Rep. Lester “Bubba” Carpenter, who lives in the northern Mississippi town of Burnsville, issued an apology hours after a cameraman posted a video online of a speech Carpenter made at a Tishomingo County Republican meeting.
“If 42 passes in its form, a judge in Hinds County, Mississippi — predominantly black, it’s going to be a black judge — they’re going to tell us where the state education money goes,” Carpenter said in the speech Saturday.
Several prominent Republicans rightly called his comments inappropriate. Carpenter also apologized, saying “I am deeply sorry for the comments I recently made. They were inappropriate, and I was completely out of line. There is no excuse for what I said. Please forgive me.”
“The comments of Rep. Carpenter were completely inappropriate,” House Speaker Philip Gunn, a Republican, said in the joint statement with Carpenter. “His comments do not reflect the attitude of the Republican Party or the leadership of the House.”
Here’s the problem. His comments likely do not reflect the attitude of the leadership, but they probably do reflect the attitudes of some Republicans. There is a real fear that a judge will take funding from rich, a predominantly white school districts and give it to poor, black districts. It has become an “us” and “them” approach that will only further divide our state and hurt our children.

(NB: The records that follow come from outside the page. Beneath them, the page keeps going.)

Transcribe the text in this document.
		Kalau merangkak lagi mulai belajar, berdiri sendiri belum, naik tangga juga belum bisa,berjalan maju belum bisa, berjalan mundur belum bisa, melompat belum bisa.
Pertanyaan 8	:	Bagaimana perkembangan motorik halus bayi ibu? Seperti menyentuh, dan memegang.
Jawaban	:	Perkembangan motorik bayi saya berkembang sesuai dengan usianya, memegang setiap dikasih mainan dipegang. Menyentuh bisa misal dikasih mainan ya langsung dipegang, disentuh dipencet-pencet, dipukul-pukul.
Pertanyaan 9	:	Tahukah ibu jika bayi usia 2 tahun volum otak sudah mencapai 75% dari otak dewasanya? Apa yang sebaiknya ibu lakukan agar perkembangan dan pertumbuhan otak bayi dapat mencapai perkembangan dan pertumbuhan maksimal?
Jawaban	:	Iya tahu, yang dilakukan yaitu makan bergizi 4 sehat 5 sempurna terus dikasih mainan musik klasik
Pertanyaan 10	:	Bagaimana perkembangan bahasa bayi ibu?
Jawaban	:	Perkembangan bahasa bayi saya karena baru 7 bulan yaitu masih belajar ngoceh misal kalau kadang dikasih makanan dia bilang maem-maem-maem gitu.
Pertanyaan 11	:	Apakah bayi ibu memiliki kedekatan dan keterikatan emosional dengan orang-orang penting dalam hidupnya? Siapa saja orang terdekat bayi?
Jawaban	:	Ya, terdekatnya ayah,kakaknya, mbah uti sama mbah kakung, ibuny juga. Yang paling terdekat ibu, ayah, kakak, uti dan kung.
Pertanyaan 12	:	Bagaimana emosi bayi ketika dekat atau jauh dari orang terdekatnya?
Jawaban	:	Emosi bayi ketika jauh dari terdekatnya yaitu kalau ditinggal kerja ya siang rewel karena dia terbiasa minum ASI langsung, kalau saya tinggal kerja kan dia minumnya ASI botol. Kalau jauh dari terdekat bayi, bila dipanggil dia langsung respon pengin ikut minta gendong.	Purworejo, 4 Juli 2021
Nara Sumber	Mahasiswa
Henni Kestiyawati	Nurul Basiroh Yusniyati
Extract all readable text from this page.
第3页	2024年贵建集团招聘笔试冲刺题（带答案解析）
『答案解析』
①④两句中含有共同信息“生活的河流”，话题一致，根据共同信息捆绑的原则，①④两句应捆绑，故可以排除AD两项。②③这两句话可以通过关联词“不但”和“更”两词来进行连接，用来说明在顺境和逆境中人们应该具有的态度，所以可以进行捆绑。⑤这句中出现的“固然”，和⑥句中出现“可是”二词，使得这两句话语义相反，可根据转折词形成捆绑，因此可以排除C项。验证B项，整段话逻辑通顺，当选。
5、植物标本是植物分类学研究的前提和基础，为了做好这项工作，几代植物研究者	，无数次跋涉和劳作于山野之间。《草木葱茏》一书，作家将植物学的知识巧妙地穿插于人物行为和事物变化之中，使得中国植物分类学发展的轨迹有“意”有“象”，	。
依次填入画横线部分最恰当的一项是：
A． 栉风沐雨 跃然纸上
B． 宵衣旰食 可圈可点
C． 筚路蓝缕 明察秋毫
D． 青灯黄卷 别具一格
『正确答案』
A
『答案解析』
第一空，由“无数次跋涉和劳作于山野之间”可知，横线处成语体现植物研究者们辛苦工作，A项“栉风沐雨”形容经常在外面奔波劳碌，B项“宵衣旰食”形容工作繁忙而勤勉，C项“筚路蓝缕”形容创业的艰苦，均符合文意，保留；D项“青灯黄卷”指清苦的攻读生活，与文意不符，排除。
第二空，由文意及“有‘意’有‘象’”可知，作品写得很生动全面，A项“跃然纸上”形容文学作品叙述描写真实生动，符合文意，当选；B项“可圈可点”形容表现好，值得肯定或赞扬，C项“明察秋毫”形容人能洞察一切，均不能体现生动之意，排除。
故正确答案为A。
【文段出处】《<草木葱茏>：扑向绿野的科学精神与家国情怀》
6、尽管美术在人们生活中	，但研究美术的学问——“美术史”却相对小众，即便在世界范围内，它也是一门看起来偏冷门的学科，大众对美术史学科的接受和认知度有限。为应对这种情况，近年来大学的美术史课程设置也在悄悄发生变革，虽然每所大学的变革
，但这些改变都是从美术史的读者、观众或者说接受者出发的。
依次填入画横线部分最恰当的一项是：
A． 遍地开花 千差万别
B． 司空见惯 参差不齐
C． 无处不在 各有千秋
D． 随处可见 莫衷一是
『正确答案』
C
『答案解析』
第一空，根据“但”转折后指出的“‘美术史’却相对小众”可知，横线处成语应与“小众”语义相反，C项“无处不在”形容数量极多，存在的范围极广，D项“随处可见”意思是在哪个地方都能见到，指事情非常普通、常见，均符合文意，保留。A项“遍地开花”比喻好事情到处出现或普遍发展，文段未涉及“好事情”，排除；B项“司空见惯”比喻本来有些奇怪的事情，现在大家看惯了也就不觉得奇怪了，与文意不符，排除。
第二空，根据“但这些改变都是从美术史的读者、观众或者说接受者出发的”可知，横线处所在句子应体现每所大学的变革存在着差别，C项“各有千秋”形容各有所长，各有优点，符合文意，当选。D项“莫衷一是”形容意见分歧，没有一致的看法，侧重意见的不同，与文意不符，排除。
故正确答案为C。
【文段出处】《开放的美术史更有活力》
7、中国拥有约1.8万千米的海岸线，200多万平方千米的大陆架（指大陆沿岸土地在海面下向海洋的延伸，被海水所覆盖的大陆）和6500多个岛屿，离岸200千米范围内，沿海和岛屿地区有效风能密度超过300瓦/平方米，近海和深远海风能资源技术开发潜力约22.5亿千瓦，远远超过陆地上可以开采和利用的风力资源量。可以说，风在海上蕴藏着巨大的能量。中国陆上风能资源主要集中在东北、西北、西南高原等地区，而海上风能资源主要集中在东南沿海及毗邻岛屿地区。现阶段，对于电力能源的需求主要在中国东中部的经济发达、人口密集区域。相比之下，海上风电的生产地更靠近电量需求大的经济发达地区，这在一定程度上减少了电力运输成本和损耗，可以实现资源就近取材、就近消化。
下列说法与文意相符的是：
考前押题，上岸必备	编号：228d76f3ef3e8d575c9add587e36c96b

But the “one judge in Hinds County” argument is weak. A judge would only be involved in the process if a lawsuit over school funding was filed. Even then, any ruling by a chancery judge in Hinds County would end up in the state Supreme Court. There, a panel of judges would potentially decide the issue.
There is enough confusion and consternation surrounding this issue without race being ignorantly thrown in the mix. Shame on Carpenter — and anyone who seeks to frame the issue in those terms.